Running coverty scan on lxml

Hearing a talk about static analysis at EuroPython 2014 and meeting Christian Heimes there (CPython core dev and member of the security response team) got us talking about running Coverty Scan on Cython generated code. They provide a free service for Open Source projects, most likely because there is a clear benefit in terms of marketing visibility and distributed filtering work on a large amount of code.

The problem with a source code generator is that you can only run the analyser on the generated code, so you need a real world project that uses the generator. The obvious choice for us was lxml, as it has a rather large code base with more than 230000 lines of C code, generated from some 20000 lines of Cython code. The first run against the latest lxml release got us about 1200 findings, but a quick glance through them showed that the bulk of them were false positives for the way Cython generates code for some Python constructs. There was also a large set of "dead code" findings that I had already worked on in Cython a couple of months ago. It now generates substantially less dead code. So I gave it another run against the current developer versions of both lxml and Cython.

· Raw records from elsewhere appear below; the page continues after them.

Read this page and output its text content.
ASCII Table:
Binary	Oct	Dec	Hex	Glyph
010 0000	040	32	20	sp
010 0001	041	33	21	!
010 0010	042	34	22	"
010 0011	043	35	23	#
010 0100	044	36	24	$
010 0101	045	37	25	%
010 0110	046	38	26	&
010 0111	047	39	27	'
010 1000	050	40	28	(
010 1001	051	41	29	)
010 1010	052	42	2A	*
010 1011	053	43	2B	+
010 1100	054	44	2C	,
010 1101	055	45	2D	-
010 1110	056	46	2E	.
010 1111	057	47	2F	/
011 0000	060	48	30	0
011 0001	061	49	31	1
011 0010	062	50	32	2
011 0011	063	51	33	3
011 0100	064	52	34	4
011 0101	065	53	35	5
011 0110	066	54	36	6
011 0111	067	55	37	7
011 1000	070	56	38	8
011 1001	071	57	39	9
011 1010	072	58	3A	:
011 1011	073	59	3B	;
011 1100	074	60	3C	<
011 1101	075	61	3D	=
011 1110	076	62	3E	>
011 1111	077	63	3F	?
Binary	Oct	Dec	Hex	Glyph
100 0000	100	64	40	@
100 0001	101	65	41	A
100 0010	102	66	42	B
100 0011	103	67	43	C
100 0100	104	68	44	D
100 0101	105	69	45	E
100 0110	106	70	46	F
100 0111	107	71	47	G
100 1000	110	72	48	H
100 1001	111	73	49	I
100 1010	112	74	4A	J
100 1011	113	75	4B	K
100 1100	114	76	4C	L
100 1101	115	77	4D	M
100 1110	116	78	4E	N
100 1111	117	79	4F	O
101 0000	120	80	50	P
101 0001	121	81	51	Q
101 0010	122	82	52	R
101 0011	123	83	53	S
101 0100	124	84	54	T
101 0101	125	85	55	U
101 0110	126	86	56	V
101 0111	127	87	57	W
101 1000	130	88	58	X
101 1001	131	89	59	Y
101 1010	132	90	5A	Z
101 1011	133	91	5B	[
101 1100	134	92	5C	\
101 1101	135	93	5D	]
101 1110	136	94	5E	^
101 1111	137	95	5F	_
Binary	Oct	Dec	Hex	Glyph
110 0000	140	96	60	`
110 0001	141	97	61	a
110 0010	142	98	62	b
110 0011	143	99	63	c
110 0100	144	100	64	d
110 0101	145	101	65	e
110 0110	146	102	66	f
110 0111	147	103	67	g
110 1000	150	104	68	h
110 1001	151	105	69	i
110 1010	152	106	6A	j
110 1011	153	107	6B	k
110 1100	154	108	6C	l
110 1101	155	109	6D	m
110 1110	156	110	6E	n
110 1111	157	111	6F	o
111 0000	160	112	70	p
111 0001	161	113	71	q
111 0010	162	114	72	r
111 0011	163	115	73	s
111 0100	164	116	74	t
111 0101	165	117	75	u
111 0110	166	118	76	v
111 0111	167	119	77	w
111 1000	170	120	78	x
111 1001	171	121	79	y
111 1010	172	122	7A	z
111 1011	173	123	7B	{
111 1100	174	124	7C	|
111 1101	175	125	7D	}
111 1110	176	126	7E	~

The net result is that the number of findings went down to 428. A large subset of those relates to constant macros in conditions, which is what I use in lxml to avoid a need for C level #ifdefs. The C compiler is happy to discard this code, so Coverty's dead code finding is ok but not relevant. Other large sets of "dead code" findings are due to Cython generating generic error handling code in cases where an underlying C macro actually cannot fail, e.g. when converting a C boolean value to Python's constant True/False objects. So that's ok, too.

It's a bit funny that the tool complains about a single "{" being dead code, although it's followed immediately by a (used) label. That's not really an amount of code that I'd consider relevant for reporting.

On the upside, the tool found another couple of cases in the try-except implementation where Cython was generating dead code, so I was able to eliminate them. The advantage here is that a goto statement can be eliminated, which may leave the target label unused and can thus eliminate further code under that label that would be generated later but now can also be suppressed. Well, and generating less code is generally a good thing anyway.

Overall, the results make a really convincing case for Cython. Nothing of importance was found, and the few minor issues where Cython still generated more code than necessary could easily be eliminated, so that all projects that use the next version can just benefit. Compare that to manually written C extension code, where reference counting is a large source of errors and the verbose C-API of CPython makes the code substantially harder to get right and to maintain than the straight forward Python syntax and semantics of Cython. When run against the CPython code base for the first time, Coverty Scan found several actual bugs and even security issues. This also nicely matches the findings by David Malcolm and his GCC based analysis tool, who ended up using Cython generated code for eliminating false positives, rather than finding actual bugs in it.